During our discussion on Hindu Goddesses, one of the participants shared about Akhilandeshwari, the Goddess she feels connected to most right now. She is the Goddess of transition, “never not broken” and as soon as I learned of her, she resonated deeply and I knew she was the Goddess for me.

I don’t believe any of us are broken. I believe we are already and always will be whole. However, feeling broken is something that we all grapple with throughout our lives. At one point early on in my journey, after I had my awakening, I believed I would live in a perpetual state of Zen and inner peace. While there is a deep inner peace in me, I still grapple with challenging emotions and experiences regularly and just when I get to one resolution, another challenge begins.

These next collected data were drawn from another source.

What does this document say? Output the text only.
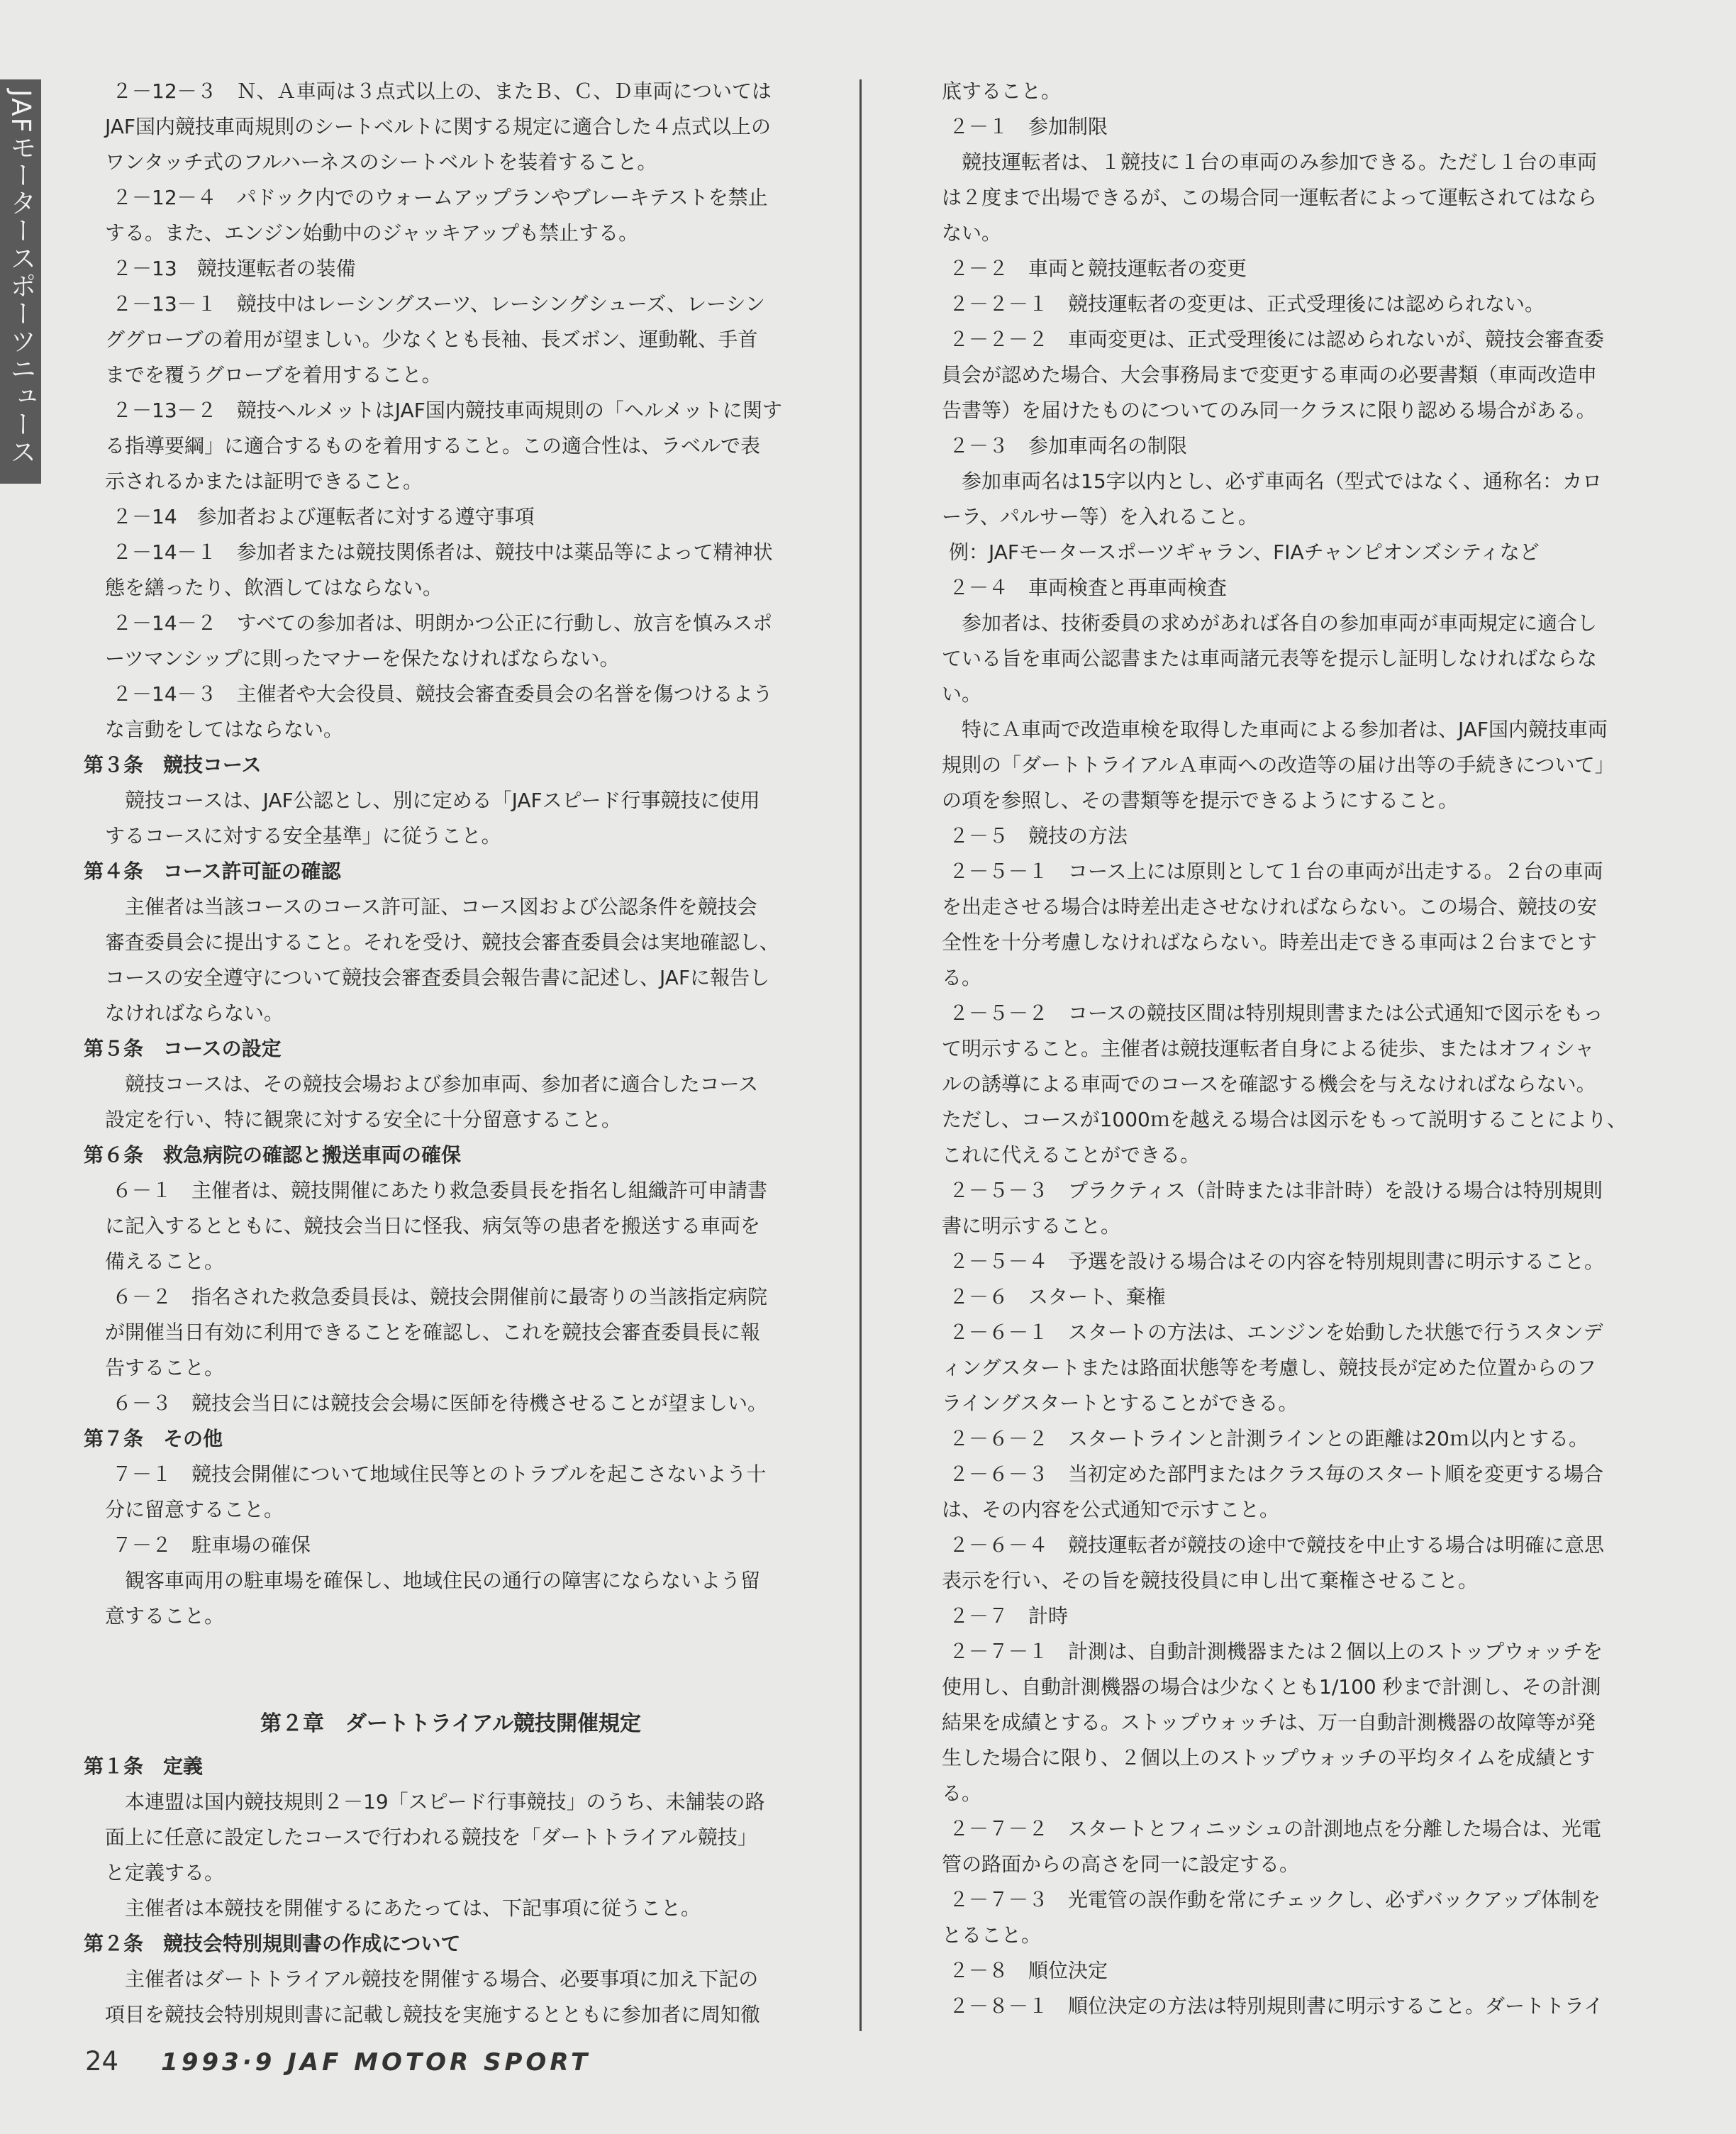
JAFモータースポーツニュース	２－12－３　Ｎ、Ａ車両は３点式以上の、またＢ、Ｃ、Ｄ車両については

JAF国内競技車両規則のシートベルトに関する規定に適合した４点式以上の

ワンタッチ式のフルハーネスのシートベルトを装着すること。

２－12－４　パドック内でのウォームアップランやブレーキテストを禁止

する。また、エンジン始動中のジャッキアップも禁止する。

２－13　競技運転者の装備

２－13－１　競技中はレーシングスーツ、レーシングシューズ、レーシン

ググローブの着用が望ましい。少なくとも長袖、長ズボン、運動靴、手首

までを覆うグローブを着用すること。

２－13－２　競技ヘルメットはJAF国内競技車両規則の「ヘルメットに関す

る指導要綱」に適合するものを着用すること。この適合性は、ラベルで表

示されるかまたは証明できること。

２－14　参加者および運転者に対する遵守事項

２－14－１　参加者または競技関係者は、競技中は薬品等によって精神状

態を繕ったり、飲酒してはならない。

２－14－２　すべての参加者は、明朗かつ公正に行動し、放言を慎みスポ

ーツマンシップに則ったマナーを保たなければならない。

２－14－３　主催者や大会役員、競技会審査委員会の名誉を傷つけるよう

な言動をしてはならない。

第３条　競技コース

競技コースは、JAF公認とし、別に定める「JAFスピード行事競技に使用

するコースに対する安全基準」に従うこと。

第４条　コース許可証の確認

主催者は当該コースのコース許可証、コース図および公認条件を競技会

審査委員会に提出すること。それを受け、競技会審査委員会は実地確認し、

コースの安全遵守について競技会審査委員会報告書に記述し、JAFに報告し

なければならない。

第５条　コースの設定

競技コースは、その競技会場および参加車両、参加者に適合したコース

設定を行い、特に観衆に対する安全に十分留意すること。

第６条　救急病院の確認と搬送車両の確保

６－１　主催者は、競技開催にあたり救急委員長を指名し組織許可申請書

に記入するとともに、競技会当日に怪我、病気等の患者を搬送する車両を

備えること。

６－２　指名された救急委員長は、競技会開催前に最寄りの当該指定病院

が開催当日有効に利用できることを確認し、これを競技会審査委員長に報

告すること。

６－３　競技会当日には競技会会場に医師を待機させることが望ましい。

第７条　その他

７－１　競技会開催について地域住民等とのトラブルを起こさないよう十

分に留意すること。

７－２　駐車場の確保

観客車両用の駐車場を確保し、地域住民の通行の障害にならないよう留

意すること。

第２章　ダートトライアル競技開催規定

第１条　定義

本連盟は国内競技規則２－19「スピード行事競技」のうち、未舗装の路

面上に任意に設定したコースで行われる競技を「ダートトライアル競技」

と定義する。

主催者は本競技を開催するにあたっては、下記事項に従うこと。

第２条　競技会特別規則書の作成について

主催者はダートトライアル競技を開催する場合、必要事項に加え下記の

項目を競技会特別規則書に記載し競技を実施するとともに参加者に周知徹

底すること。

２－１　参加制限

競技運転者は、１競技に１台の車両のみ参加できる。ただし１台の車両

は２度まで出場できるが、この場合同一運転者によって運転されてはなら

ない。

２－２　車両と競技運転者の変更

２－２－１　競技運転者の変更は、正式受理後には認められない。

２－２－２　車両変更は、正式受理後には認められないが、競技会審査委

員会が認めた場合、大会事務局まで変更する車両の必要書類（車両改造申

告書等）を届けたものについてのみ同一クラスに限り認める場合がある。

２－３　参加車両名の制限

参加車両名は15字以内とし、必ず車両名（型式ではなく、通称名：カロ

ーラ、パルサー等）を入れること。

例：JAFモータースポーツギャラン、FIAチャンピオンズシティなど

２－４　車両検査と再車両検査

参加者は、技術委員の求めがあれば各自の参加車両が車両規定に適合し

ている旨を車両公認書または車両諸元表等を提示し証明しなければならな

い。

特にＡ車両で改造車検を取得した車両による参加者は、JAF国内競技車両

規則の「ダートトライアルＡ車両への改造等の届け出等の手続きについて」

の項を参照し、その書類等を提示できるようにすること。

２－５　競技の方法

２－５－１　コース上には原則として１台の車両が出走する。２台の車両

を出走させる場合は時差出走させなければならない。この場合、競技の安

全性を十分考慮しなければならない。時差出走できる車両は２台までとす

る。

２－５－２　コースの競技区間は特別規則書または公式通知で図示をもっ

て明示すること。主催者は競技運転者自身による徒歩、またはオフィシャ

ルの誘導による車両でのコースを確認する機会を与えなければならない。

ただし、コースが1000ｍを越える場合は図示をもって説明することにより、

これに代えることができる。

２－５－３　プラクティス（計時または非計時）を設ける場合は特別規則

書に明示すること。

２－５－４　予選を設ける場合はその内容を特別規則書に明示すること。

２－６　スタート、棄権

２－６－１　スタートの方法は、エンジンを始動した状態で行うスタンデ

ィングスタートまたは路面状態等を考慮し、競技長が定めた位置からのフ

ライングスタートとすることができる。

２－６－２　スタートラインと計測ラインとの距離は20ｍ以内とする。

２－６－３　当初定めた部門またはクラス毎のスタート順を変更する場合

は、その内容を公式通知で示すこと。

２－６－４　競技運転者が競技の途中で競技を中止する場合は明確に意思

表示を行い、その旨を競技役員に申し出て棄権させること。

２－７　計時

２－７－１　計測は、自動計測機器または２個以上のストップウォッチを

使用し、自動計測機器の場合は少なくとも1/100 秒まで計測し、その計測

結果を成績とする。ストップウォッチは、万一自動計測機器の故障等が発

生した場合に限り、２個以上のストップウォッチの平均タイムを成績とす

る。

２－７－２　スタートとフィニッシュの計測地点を分離した場合は、光電

管の路面からの高さを同一に設定する。

２－７－３　光電管の誤作動を常にチェックし、必ずバックアップ体制を

とること。

２－８　順位決定

２－８－１　順位決定の方法は特別規則書に明示すること。ダートトライ

24 1993·9 JAF MOTOR SPORT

I have come to realize that this journey is a perpetual process of peeling away those layers, healing ever deeper levels of trauma, and that there is no real ending or completeness, or a destination at which we will eventually arrive.

The feeling of brokenness doesn’t have to be something we struggle against. We can embrace it fully because it means we are constantly being broken open, into pieces we can reassemble again and again as we gain wisdom through our life experiences. Pain, growth and transformation are all part of the process of being human and of being alive.

Akhilandeshwari is unafraid of breaking herself again and again because she is like a prism, breaking into shards of glass, each reflecting light, shining more brightly than she would as a single piece. She uses breaking as a tool for transformation. So what if we were to see breaking like she does? And instead of struggling and running away from feeling this way, we learn to run to it, knowing that we will reassemble ourselves again and our light will ever shine more brightly?